Keep it light. Use a little humor to diffuse the situation. When your child is begging you not to go out to dinner, remind her that you have to come home to sleep in your bed. Say, "Can grown-ups sleep in a restaurant? A car? On the table? No! How silly! Grown-ups have to come home to sleep in their beds." You can even use the humor tactic during meltdowns that happen at other times when you are separating from her (like at school drop off). Reflect her feelings and be silly, "You are so mad, I wonder if you can stamp your feet as loud as I can."
Ignore it. There are times when the best thing you can do is simply ignore a tantrum. Make sure your child is safe, but keep yourself out of it. In time, your child will calm down on her own, and you can be spared riding along on her emotional rollercoaster.
Remove your child from the situation. For some children, it's too much to have a conversation while being distracted by the item they want, the child who has it, or something else that upset them. In this case, removing your child from the situation can mean going into the next room to work through the tantrum in a quieter place without that distraction.

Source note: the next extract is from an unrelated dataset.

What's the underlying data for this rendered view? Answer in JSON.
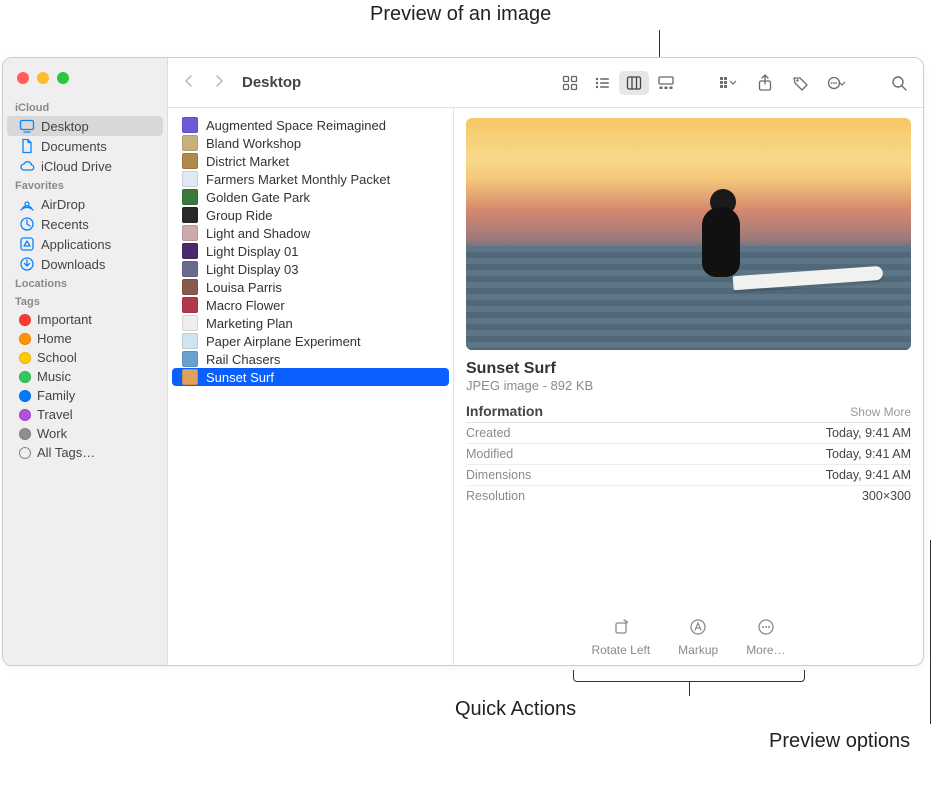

And sometimes there is no other option but to remove your child from the situation entirely. If your child has gone past the point of no return, leaving the grocery store or the playdate gives her the opportunity to calm her body in a less stimulating environment and helps her understand that her behavior is unacceptable.
Deciding how to deal with tantrums has a lot to do with your child's temperament. I say this often: Parents know their children best. Think about your child and the way she handles different situations. Children give us a lot of information every day, from whether they need to be prepared for something new a week before or an hour before to how to handle their tantrums.
When a tantrum begins, assess the situation, decide on a technique, and set the limit. As with any other behavior, the consistency of your reaction to tantrums will help your child develop the ability to regulate her own emotions and behaviors. You can do this!